At the same time as teachers are having numerous others' bubbles imposed upon them, they cannot extend their own bubbles to be able to see their own families. One has to wonder what has been the point of the past four weeks' isolation for teachers and principals?
There is another "class bubble" issue here, though, and that is the social class that is going to be put most at risk by these policies in communities like ours.
I have no doubt that many of our parents' financial situations will mean they won't have any choice but to send their kids to us so they can return to work.
I'm sure that won't be the case for many high-decile schools. In these schools, more parents will have jobs that can be done from home, or can afford for one parent to stay home to care for and teach their children.
On Friday it was reported that Māori are more than twice as likely to die from coronavirus than other New Zealanders.
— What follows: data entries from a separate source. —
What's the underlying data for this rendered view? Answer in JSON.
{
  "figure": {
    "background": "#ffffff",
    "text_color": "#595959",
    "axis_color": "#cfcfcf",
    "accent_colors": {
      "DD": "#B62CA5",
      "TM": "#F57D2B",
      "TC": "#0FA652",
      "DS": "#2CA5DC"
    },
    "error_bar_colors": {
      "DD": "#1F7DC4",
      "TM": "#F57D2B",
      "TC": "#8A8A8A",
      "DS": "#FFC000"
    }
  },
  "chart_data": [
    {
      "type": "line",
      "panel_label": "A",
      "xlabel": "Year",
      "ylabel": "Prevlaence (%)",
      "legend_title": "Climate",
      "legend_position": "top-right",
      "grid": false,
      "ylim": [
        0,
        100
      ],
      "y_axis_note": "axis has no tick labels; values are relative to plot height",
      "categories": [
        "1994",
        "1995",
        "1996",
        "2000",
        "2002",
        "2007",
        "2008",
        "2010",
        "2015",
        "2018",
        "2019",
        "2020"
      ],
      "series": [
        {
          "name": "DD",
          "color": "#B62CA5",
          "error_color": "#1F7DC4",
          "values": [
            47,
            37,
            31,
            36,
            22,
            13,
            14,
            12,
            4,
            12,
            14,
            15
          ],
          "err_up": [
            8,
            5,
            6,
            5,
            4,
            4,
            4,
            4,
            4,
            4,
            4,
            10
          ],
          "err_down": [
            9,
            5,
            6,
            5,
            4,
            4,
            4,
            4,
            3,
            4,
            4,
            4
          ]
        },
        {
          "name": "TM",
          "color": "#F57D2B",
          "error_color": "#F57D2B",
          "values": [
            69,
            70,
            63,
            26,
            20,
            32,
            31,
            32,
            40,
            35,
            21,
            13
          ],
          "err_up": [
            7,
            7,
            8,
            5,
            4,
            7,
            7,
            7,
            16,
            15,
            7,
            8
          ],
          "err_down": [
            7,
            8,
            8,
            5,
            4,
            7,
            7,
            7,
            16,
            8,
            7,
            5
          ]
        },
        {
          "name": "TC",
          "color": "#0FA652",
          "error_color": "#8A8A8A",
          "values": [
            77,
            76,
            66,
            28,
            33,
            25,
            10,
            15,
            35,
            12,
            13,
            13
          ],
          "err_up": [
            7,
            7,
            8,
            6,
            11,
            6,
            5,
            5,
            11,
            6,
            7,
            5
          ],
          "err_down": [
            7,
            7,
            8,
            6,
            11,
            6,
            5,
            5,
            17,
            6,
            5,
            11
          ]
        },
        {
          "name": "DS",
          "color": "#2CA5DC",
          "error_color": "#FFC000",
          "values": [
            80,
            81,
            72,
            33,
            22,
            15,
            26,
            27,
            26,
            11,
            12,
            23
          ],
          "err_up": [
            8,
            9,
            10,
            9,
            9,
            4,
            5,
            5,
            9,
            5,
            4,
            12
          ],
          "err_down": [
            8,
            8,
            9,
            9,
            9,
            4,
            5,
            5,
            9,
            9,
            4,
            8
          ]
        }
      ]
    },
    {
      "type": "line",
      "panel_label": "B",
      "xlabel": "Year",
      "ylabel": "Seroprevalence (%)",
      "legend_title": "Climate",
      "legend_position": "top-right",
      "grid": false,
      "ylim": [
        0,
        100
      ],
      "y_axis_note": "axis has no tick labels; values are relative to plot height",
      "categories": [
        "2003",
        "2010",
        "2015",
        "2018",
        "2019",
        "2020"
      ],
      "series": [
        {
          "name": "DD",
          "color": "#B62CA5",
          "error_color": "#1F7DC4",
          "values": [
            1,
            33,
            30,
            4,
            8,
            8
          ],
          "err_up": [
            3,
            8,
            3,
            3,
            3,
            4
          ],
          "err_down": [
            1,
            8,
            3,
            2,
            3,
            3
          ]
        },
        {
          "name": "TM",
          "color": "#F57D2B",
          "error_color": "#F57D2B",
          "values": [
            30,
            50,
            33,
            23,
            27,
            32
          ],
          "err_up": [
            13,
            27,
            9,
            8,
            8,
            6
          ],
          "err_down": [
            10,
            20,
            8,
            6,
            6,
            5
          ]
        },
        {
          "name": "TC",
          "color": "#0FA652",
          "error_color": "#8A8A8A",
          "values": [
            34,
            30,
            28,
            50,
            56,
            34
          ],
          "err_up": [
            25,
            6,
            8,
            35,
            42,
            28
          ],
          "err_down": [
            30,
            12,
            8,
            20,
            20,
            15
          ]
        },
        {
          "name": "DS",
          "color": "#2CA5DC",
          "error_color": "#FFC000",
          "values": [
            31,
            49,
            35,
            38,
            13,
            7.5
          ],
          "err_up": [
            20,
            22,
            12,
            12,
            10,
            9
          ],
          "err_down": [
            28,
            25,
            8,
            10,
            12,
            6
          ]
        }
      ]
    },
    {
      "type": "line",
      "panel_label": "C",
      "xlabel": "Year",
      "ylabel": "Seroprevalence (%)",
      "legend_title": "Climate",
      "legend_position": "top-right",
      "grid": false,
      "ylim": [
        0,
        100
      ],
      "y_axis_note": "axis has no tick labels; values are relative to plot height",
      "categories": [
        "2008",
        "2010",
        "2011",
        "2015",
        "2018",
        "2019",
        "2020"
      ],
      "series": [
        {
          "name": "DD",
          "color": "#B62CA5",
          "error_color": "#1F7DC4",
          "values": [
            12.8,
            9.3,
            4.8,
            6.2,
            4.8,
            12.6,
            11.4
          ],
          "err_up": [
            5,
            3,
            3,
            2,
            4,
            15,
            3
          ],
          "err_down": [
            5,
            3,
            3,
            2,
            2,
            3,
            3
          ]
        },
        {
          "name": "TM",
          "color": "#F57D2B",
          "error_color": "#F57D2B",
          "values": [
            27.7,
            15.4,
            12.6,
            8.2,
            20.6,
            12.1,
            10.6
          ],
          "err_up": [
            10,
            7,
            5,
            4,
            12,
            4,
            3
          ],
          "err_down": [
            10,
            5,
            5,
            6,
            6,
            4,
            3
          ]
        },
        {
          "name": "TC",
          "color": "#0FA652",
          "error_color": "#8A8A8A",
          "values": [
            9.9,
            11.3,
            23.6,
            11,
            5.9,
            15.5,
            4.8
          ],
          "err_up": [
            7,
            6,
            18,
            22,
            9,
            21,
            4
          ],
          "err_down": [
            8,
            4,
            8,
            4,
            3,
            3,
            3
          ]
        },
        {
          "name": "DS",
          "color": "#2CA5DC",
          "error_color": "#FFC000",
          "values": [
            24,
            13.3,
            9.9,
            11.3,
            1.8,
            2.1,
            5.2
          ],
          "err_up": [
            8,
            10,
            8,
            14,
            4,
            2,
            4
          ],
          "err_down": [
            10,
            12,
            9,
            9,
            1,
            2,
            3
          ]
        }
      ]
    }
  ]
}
Seventy-nine per cent of the children on our roll are Māori.
Later this month our board will have to meet to try to figure out how to deal with alert level 3. We have been put in the invidious position of having to make decisions potentially affecting the health of our staff, our children and their families, and the incomes of those families.
If the Government's advice doesn't change, our board will have to make this decision knowing that the rules they are following are no longer equitable for everyone.
So much of our public health success is due to goodwill and making sure we all pull our weight together.
Alert level 3 rules that force some families to put their lives on the line, while others are able to stay spectators from the safety of their bubble, are not equitable.
Creating an "us" and "them" will hurt many communities, and it also risks eroding the goodwill that has helped keep so many New Zealanders safe so far.
• Kaye Brunton is the principal of Ngāti Toa School in Porirua. She has worked in education in New Zealand for 40 years.